Lovelock illustrates his idea with a computer simulation called Daisyworld. Daisyworld is an imaginary planet with only two competing species of life, white daisies and dark daisies. Like all organisms, the daisies have an ideal range of temperatures at which they will thrive. If too hot, they wilt. If too cold, they fail to blossom.
The temperature of Daisyworld, as with Earth, depends upon how much heat is received from its sun and how much is radiated back into space. If the temperature of the planet rises above the comfortable range for some reason, the white daisies do marginally better because they reflect sunlight and keep their immediate environment cool. The dark daisies do less well. Therefore, the surface of the planet becomes whiter, more sunlight is reflect back to space, and the temperature cools.
If the temperature falls below the optimum range, the dark daisies, which absorb more heat from the sun, thrive at the expense of white daisies. The surface of the planet becomes darker, more sunlight is absorbed, and the temperature rises.
Thus, life on Daisyworld acts as a kind of thermostat, maintaining the temperature of the planet approximately constant.
Lovelock believes that life on Earth does the same thing. He imagines the biosphere existing in a kind of symbiotic relationship with the oceans and atmosphere — connected to the environment by a vast system of feedback loops. For example, if the level of carbon dioxide in the atmosphere increases, then life responds in such a way as to reduce the level of that gas. According to Lovelock, for almost 4 billion years, as life evolved, it has maintained the physical and chemical conditions of the oceans and atmosphere at comfortable levels — even repairing the environment after such catastrophic disruptions as major meteorite impacts.
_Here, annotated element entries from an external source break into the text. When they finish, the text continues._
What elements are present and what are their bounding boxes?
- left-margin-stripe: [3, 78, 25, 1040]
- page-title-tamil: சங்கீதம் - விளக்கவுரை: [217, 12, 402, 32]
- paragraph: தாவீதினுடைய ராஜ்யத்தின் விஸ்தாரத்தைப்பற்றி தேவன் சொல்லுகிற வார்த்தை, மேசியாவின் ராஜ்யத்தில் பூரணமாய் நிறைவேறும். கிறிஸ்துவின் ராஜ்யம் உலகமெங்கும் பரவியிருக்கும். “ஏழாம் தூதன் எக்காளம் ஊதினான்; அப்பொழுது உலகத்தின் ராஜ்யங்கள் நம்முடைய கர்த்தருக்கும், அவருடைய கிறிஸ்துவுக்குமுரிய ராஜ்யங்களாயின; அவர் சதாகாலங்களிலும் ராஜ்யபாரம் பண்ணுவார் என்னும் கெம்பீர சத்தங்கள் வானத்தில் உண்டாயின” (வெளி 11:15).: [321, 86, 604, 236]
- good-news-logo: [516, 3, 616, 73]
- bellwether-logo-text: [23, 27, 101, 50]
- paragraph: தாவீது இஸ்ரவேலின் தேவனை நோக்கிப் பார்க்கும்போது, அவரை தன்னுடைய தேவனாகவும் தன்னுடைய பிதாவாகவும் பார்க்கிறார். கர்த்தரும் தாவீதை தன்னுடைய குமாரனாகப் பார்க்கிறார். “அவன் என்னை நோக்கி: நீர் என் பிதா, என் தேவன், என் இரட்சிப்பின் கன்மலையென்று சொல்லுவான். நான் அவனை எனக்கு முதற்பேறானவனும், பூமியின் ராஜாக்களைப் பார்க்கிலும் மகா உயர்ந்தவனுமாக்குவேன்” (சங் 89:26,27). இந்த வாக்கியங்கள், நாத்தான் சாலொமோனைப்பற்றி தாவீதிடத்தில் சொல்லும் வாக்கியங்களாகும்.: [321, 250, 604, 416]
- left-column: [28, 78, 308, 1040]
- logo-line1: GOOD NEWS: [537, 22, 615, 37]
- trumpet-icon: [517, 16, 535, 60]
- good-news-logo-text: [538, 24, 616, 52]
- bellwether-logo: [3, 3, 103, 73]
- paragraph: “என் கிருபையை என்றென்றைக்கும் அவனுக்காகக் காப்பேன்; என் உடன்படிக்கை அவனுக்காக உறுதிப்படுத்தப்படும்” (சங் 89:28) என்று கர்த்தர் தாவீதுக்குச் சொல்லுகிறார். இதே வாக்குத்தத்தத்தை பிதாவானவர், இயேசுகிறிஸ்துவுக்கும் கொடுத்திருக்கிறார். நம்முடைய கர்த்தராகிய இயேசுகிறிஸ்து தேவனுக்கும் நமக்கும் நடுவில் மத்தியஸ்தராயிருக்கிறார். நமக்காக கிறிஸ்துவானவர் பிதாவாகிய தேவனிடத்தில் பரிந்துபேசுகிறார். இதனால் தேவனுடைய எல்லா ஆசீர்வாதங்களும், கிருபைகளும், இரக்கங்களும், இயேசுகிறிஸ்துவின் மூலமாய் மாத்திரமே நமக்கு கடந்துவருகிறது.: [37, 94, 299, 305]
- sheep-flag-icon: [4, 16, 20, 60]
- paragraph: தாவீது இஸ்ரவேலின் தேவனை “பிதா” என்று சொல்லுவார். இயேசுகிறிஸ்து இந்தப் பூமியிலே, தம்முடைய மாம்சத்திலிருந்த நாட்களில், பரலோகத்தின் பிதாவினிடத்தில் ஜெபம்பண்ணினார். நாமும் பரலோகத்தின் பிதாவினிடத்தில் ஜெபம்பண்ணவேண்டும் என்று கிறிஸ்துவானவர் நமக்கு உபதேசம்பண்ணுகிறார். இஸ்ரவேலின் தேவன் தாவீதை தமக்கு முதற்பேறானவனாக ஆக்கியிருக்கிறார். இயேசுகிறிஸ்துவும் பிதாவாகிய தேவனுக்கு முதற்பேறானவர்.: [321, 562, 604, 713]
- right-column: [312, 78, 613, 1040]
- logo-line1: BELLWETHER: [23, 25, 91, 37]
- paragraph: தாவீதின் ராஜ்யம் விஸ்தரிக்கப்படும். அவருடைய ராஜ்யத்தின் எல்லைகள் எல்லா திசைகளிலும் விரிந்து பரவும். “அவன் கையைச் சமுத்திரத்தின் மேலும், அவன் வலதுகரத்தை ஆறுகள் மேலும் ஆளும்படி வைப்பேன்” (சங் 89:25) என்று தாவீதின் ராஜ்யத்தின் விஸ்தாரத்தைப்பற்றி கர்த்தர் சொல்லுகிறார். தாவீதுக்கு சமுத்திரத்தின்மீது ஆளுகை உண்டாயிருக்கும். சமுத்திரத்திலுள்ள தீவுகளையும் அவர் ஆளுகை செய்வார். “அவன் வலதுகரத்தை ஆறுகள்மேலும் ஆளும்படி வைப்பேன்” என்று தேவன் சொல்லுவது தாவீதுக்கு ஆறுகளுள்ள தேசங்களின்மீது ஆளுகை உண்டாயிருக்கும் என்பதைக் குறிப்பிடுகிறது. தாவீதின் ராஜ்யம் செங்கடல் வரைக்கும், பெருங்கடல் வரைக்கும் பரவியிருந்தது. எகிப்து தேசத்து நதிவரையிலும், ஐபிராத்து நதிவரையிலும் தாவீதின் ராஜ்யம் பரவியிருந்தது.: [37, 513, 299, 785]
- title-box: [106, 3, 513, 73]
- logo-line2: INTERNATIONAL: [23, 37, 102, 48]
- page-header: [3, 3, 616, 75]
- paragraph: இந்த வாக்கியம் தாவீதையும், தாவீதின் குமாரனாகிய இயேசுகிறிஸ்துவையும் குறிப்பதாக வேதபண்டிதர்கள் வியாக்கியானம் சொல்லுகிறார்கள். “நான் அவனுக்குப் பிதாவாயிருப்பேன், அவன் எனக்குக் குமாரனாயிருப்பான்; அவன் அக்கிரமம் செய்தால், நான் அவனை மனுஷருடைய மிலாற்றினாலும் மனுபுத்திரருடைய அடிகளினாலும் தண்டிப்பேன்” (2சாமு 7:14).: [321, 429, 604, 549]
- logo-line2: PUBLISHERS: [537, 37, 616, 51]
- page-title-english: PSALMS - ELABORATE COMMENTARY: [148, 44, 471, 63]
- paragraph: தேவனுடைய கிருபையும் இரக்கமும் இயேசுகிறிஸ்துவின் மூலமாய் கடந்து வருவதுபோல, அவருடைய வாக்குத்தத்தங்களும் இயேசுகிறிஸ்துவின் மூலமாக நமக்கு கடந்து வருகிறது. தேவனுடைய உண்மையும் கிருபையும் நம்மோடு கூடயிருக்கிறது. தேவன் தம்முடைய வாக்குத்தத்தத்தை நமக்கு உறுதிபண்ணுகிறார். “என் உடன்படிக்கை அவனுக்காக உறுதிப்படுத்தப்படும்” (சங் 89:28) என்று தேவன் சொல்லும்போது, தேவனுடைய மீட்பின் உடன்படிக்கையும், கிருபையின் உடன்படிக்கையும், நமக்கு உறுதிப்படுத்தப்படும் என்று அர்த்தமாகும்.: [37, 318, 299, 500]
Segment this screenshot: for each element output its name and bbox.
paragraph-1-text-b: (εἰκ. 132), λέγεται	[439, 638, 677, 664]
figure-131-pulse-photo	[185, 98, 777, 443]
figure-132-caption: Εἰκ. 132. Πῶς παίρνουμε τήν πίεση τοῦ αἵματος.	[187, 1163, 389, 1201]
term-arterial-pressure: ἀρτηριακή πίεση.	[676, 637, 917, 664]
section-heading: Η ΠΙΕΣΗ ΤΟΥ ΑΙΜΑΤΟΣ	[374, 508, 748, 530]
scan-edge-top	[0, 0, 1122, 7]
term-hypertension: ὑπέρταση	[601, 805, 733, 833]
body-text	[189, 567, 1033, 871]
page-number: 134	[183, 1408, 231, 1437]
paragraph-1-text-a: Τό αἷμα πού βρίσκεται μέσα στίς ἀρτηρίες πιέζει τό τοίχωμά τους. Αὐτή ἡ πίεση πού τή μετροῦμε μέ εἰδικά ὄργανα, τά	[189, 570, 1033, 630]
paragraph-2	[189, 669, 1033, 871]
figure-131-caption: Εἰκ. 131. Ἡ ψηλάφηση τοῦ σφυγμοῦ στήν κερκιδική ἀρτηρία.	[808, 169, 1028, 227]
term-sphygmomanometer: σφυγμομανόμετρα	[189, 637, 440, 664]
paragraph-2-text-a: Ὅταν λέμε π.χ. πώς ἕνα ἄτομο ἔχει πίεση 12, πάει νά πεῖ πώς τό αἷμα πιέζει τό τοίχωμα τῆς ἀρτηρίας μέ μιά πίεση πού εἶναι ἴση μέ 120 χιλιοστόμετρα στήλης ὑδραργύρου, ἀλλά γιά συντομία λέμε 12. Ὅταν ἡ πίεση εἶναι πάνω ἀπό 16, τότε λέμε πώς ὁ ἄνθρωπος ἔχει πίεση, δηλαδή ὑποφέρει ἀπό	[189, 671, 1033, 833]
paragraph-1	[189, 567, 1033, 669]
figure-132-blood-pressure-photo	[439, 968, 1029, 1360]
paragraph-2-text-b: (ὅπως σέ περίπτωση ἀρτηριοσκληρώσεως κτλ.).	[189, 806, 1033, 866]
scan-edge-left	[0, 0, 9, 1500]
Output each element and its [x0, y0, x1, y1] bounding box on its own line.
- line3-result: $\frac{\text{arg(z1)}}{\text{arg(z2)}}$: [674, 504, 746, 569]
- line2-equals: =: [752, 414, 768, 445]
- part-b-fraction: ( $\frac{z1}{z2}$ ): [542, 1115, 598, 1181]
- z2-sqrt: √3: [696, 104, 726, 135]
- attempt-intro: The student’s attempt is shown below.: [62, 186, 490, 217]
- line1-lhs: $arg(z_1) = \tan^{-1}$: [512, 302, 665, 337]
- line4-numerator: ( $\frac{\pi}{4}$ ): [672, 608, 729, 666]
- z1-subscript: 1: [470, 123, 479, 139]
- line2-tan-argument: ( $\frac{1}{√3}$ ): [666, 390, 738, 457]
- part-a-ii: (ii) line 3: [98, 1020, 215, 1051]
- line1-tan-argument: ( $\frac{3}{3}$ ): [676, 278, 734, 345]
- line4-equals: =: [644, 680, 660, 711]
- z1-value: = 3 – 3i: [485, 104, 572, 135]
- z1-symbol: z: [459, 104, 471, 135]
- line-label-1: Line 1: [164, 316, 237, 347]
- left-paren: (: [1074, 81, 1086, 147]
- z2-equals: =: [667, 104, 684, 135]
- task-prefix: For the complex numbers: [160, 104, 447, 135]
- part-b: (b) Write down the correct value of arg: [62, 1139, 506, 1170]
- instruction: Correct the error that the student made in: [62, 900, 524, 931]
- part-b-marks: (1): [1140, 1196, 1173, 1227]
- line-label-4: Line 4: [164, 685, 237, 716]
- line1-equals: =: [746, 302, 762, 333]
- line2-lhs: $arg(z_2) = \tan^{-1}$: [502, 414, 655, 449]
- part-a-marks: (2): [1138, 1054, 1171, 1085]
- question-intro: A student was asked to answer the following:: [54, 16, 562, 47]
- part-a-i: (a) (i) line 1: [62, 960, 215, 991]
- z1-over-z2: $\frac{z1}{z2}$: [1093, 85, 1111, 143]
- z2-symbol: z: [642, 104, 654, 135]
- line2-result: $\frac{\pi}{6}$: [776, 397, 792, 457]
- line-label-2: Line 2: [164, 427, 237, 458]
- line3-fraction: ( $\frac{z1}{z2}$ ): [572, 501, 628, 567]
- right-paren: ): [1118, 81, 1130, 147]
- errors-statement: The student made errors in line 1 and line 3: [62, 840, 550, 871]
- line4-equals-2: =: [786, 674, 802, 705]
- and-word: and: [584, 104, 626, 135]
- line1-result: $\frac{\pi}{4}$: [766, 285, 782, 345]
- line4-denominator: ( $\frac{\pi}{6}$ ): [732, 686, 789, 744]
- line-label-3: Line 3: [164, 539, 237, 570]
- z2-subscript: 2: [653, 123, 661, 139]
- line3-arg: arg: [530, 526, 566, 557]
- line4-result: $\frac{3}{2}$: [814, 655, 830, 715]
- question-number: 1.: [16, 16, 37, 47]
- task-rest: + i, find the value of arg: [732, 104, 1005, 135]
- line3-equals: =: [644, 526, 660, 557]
Many scientists find Lovelock’s views unacceptable, or meaningless. Darwinian biologists argue that there is no conceivable mechanism of natural selection that would cause such a self-regulating system to evolve. Others accuse Lovelock of personifying a purely physical system, endowing Gaia with purpose and forethought. Gaia is a figment of his imagination, they say, more akin to religion than science.
For myself, I rather like the notion of Gaia, and have no trouble imagining a bio-physical system that responds in the way that Lovelock proposes. And, if Lovelock is right, you and I may be living in a kind of Daisyworld that has the capacity to restore deviations from the norm — and perhaps even frustrate or delay catastrophic global warming.
The big question is: Are human interventions in the environment occurring faster than Gaia’s ability to bring things back into balance? Feedback loops that worked over billions of years may falter and fail in the face of massive environmental changes caused by reckless applications of technology. Even if the biosphere is capable of repairing environmental damage, it can presumably do so only on a time scale that will be of little consolation to present generations of humans.
For the time being, at least, we should keep our ears open to the critics of Gaia and prophets of doom. Daisyworld may indeed be a lovely metaphor for Earth. But Daisyworld might not be able to maintain itself so pleasantly constant if we add to that hypothetical planet a third species with a capacity for technology — and an unchecked propensity to trample daisies.
In the three decades since this essay was first written, observational evidence for catastrophic climate change has significantly increased, and scientific support for the Gaia hypothesis has receded. ‑Ed.